Why then should we attempt to solve the problem with reinforcement learning? Our solution will be (marginally) slower than minimax, and will take a considerably longer time to develop. The answer is two-fold:

  1. We want to learn about reinforcement learning and how to apply it in Python using the Ray RLLib library. Choosing a simple application such as tic-tac-toe makes it easier to stay focused on what we want to learn.
  2. Implementing the minimax algorithm may not be feasible when the complexity of the game grows.

When evaluating which move to make next, the minimax algorithm iterates through all possible moves each player could make, alternating turns until it encounters game-ending conditions. By doing this, it generates a map of every outcome that could possibly arise from the next move and uses this map to determine which move results in the highest number of successful outcomes.

In a relatively simple game like tic-tac-toe, it is quick to iterate through all possible outcomes given any move. Any game will have a maximum of 9 moves before a tie is reached. If symmetry is eliminated, there are 765 unique board positions at the beginning of the game before X makes its first move. This is easily handled by a recursive function, and there are many examples on the internet of how to implement this.

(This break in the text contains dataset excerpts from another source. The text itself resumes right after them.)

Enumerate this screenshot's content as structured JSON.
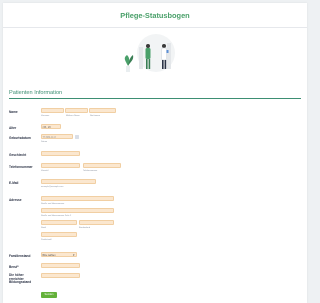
{
  "form": {
    "title": "Pflege-Statusbogen",
    "section_title": "Patienten Information",
    "submit_label": "Senden"
  },
  "fields": {
    "name": {
      "label": "Name",
      "sub": [
        "Vorname",
        "Mittlerer Name",
        "Nachname"
      ]
    },
    "alter": {
      "label": "Alter",
      "value": "z.B., 23"
    },
    "geburtsdatum": {
      "label": "Geburtsdatum",
      "placeholder": "TT-MM-JJJJ",
      "sub": "Datum"
    },
    "geschlecht": {
      "label": "Geschlecht"
    },
    "telefon": {
      "label": "Telefonnummer",
      "sub": [
        "Vorwahl",
        "Telefonnummer"
      ]
    },
    "email": {
      "label": "E-Mail",
      "sub": "example@example.com"
    },
    "adresse": {
      "label": "Adresse",
      "sub": [
        "Straße und Hausnummer",
        "Straße und Hausnummer Zeile 2",
        "Stadt",
        "Bundesland",
        "Postleitzahl"
      ]
    },
    "familienstand": {
      "label": "Familienstand",
      "value": "Bitte wählen"
    },
    "beruf": {
      "label": "Beruf*"
    },
    "bildung": {
      "label": "Die höher erreichter Bildungsstand"
    }
  }
}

But what about a game like chess, where a player has many more options on their turn? American mathematician Claude Shannon estimated that there are 1012010^{120} possible chess games — more than the number of atoms in the universe! Obviously it is not feasible to compute every game-end state in this situation. Modifications to the naive minimax implementation avoid a fully exhaustive search, such as limiting how far you look into the future before deciding which move to make.

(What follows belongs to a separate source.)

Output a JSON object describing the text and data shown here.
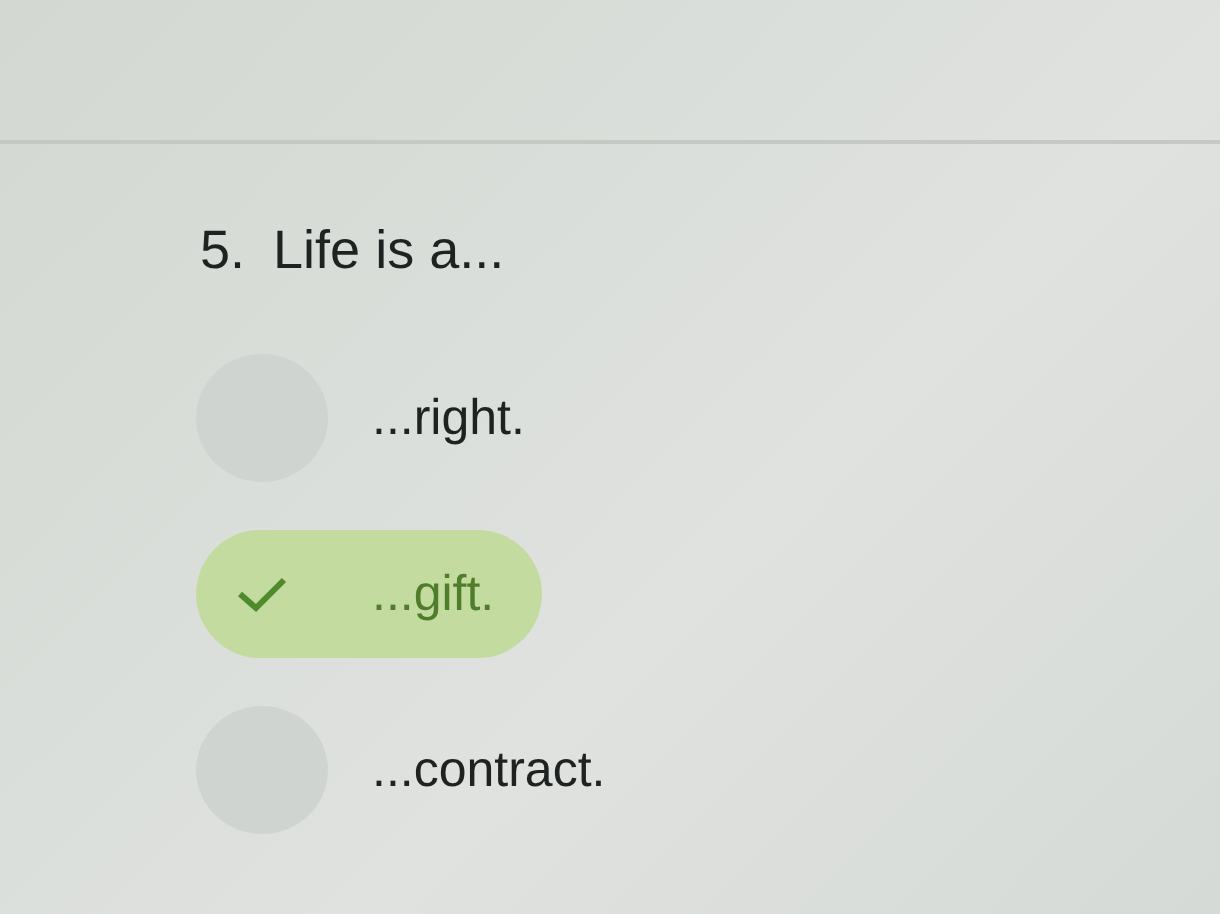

While we could explore these modified versions of minimax, reinforcement learning could also provide a viable solution. The simple game of tic-tac-toe serves as an opportunity to get our feet wet, familiarizing ourselves with RL in preparation for more complex applications.

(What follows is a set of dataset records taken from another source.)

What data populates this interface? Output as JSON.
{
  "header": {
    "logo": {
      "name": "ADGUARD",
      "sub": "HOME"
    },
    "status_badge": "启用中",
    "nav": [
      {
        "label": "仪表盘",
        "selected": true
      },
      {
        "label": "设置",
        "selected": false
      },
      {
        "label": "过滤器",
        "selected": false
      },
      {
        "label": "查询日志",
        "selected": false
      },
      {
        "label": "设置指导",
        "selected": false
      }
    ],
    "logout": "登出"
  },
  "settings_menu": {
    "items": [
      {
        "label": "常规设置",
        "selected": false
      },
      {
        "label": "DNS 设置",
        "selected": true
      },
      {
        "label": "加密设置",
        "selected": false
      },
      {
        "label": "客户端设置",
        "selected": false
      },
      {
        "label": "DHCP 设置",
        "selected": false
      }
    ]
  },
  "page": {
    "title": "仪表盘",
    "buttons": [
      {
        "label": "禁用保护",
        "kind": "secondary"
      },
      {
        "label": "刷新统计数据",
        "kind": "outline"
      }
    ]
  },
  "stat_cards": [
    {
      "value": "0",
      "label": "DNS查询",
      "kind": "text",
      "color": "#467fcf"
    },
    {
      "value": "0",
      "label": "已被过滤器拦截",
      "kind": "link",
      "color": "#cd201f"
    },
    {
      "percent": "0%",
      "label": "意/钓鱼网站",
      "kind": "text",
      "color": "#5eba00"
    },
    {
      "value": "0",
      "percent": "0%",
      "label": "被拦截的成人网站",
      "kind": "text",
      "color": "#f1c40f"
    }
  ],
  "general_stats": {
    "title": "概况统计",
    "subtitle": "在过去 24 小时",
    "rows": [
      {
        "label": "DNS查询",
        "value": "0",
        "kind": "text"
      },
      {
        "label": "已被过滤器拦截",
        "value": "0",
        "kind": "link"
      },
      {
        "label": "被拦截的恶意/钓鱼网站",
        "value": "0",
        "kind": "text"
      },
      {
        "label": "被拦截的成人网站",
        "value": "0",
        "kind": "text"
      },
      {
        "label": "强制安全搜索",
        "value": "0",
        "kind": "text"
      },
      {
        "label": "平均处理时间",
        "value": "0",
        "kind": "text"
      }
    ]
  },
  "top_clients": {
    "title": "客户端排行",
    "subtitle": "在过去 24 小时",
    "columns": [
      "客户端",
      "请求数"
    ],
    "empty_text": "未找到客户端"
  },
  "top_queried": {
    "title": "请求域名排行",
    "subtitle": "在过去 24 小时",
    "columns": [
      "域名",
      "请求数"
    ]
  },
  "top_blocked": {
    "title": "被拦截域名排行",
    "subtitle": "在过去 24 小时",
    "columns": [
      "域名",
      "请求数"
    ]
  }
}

Reinforcement Learning Crash Course

Before we dive in, it would be helpful to understand the gist of reinforcement learning. So what is it? Reinforcement learning teaches an agent how to make decisions that maximize the reward signal it receives from the environment. Let's break that down:

  1. One or more agents live in an environment
  2. Agents observe things in their environment and use this information to make decisions based on a policy
  3. The environment rewards agents based on their actions (reward can be negative)
  4. Agents update their policy based on the reward they receive
  5. This cycle of observations, actions, rewards, and updates continues until we reach a stopping condition

The policy of an agent determines how it makes decisions, and is ultimately what we are trying to train. This is the part that is represented by a neural network. As with any good challenge, there are a few difficulties that we must overcome when training an agent with RL:

  1. The consequences of an action may not be immediately received. The agent must be able to understand how actions taken now impact the possibility of receiving rewards in the future.
  2. Consider an agent whose policy is good, but could be better. The agent must decide if it will stick with the strategy it knows to produce acceptable reward, or explore new modifications to its strategy at the risk of missing out on reward it could have received.

Thankfully, machine learning researchers and engineers have developed algorithms and strategies that address these issues. Some popular RL algorithms include Proximal Policy Optimization (PPO), Deep Q Networks (DQN), Soft Actor Critic (SAC), and IMPALA. For more details on RL and commonly used algorithms, take a glance at this paper.